O que muda em nossas vidas se olharmos para as outras pessoas não apenas como quem deve satisfazer nossas expectativas, mas como alguém com um valor em si, possível de ser reconhecido e apreciado em alguma medida?
O “outro” pode ser tanto ameaça constante, uma presença neutra, ou fonte de contentamento. Até que ponto nossa percepção de quem está ao nosso redor molda quem somos? Sabemos digerir a multiplicidade dos seres que dividem a existência conosco?
Seja com pessoas próximas ou desconhecidas, o que imaginamos, esperamos, buscamos e expressamos para os demais alimenta a nossa própria existência.
A antropologia, ou o estudo dos seres humanos, pode nos levar à compreensão simbólica e prática do que nos constitui como espécie, não para eliminar as nossas diferenças e fronteiras, mas para sentir com todos os poros como é possível, para cada um de nós, construir espaços de integridade em nossas relações.
Nossas relações são os caminhos que trilhamos, nossa miséria e nossa abundância. O outro é a terra que dispomos e compartilhamos, não para ser explorada, mas para reconhecer, modelar nossos corpos e encontrar as possibilidades para nos movermos. Assim construímos nossas singularidades e nos transforamos diariamente.
Na pintura “reimaginar as relações eu-outro”, busquei experimentar no contraste entre as cores e formas os movimentos disponíveis entre nós e aqueles que nos margeiam e penetram. Somos seres em fluxos experimentando contatos, barreiras, caminhos de aproximação, frestas.
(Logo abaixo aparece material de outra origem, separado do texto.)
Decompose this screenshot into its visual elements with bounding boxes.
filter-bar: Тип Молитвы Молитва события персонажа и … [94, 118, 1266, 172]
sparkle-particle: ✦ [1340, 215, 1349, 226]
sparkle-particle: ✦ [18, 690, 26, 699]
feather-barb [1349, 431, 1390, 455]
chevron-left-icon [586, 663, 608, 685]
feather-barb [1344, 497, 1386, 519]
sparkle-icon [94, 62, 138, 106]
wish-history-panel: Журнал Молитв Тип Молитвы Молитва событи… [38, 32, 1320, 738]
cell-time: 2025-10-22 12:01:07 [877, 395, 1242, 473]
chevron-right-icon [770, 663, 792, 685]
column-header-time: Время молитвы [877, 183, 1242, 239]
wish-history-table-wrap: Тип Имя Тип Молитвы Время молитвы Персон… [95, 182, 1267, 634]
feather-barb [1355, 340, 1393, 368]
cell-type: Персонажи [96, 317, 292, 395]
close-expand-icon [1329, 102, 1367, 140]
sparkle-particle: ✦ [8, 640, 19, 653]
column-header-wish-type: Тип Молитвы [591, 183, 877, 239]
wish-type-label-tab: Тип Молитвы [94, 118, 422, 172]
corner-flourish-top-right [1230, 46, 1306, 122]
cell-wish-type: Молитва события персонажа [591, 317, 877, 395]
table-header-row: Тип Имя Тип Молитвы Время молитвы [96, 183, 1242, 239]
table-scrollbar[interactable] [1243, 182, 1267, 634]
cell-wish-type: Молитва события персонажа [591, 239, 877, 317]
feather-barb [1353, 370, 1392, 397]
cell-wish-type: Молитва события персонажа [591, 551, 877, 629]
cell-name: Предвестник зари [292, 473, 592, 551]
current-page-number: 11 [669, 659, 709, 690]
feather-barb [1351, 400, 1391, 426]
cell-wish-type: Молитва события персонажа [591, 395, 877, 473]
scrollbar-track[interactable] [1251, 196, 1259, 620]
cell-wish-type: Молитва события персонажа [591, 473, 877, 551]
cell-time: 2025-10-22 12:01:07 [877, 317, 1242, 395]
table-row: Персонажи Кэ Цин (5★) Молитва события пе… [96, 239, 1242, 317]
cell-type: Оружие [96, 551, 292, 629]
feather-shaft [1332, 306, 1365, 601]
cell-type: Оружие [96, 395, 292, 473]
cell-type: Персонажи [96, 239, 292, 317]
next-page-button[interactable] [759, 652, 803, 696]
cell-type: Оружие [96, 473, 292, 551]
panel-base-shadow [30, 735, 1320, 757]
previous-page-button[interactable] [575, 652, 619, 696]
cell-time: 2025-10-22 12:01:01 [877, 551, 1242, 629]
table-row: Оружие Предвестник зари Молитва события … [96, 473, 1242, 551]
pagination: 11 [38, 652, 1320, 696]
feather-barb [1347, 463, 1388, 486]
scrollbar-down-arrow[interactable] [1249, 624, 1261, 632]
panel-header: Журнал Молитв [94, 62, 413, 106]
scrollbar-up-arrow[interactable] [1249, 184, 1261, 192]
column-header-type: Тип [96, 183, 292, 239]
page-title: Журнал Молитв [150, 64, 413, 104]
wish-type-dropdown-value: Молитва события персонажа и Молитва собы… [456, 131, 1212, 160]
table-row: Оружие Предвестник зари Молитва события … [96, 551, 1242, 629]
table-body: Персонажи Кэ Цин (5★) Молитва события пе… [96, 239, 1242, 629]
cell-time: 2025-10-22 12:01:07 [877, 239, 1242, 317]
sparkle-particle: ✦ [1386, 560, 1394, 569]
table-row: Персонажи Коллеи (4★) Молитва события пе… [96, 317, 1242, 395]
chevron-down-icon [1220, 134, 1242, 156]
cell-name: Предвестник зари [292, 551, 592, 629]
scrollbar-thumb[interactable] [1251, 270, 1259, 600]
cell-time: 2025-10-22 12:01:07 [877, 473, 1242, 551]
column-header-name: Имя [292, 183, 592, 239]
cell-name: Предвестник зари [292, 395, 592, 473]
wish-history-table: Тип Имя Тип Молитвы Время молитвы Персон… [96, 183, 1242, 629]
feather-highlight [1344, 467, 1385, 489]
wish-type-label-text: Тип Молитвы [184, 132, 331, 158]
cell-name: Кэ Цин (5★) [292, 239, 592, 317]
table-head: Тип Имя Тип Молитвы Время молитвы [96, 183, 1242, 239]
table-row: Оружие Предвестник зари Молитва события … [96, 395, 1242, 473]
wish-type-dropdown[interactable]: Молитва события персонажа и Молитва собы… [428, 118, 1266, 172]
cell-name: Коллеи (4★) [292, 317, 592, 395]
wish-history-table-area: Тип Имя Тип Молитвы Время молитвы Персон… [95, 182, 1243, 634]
Seres inteiros que também se emaranham, se encontram e estranham uns nos outros.

Da energia dedicada para sustentar uma vivência em rede, para cada pessoa com a qual interagimos, sentimos o impacto de sua presença e o que ela nos traz. Porém, as impressões que elas nos deixam vão mudar, se mudamos de posição e percepção sobre a existência.
Nessa expressão há um pedido: transformar as antigas possibilidades de contato-relação e deixar que novas maneiras de seguir em companhia possam surgir, com as cores e elementos que dispomos. Nos territórios de terras mais brutas, há passagem de água para drenar nossos medos e remodelar quem somos. Pois a nossa distinção com as outras pessoas nunca é total – nossas fronteiras nos fazem enxergar também interseções e esforços conjuntos.
Proponho, então, como exercício reflexivo:
Como tu imaginas e percebes cada ser que te circunda e te forma?
Quais imagens já estão desgastadas, mexidas por demais, e pedem uma nova perspectiva?
Este é um convite para que possamos nos ouvir em silêncio e afinar nossas vozes para reimaginar nossas relações eu-outro nos tempos em que vivemos. Que essa reflexão gere um campo fértil de expressões dos seres livres que podemos ser.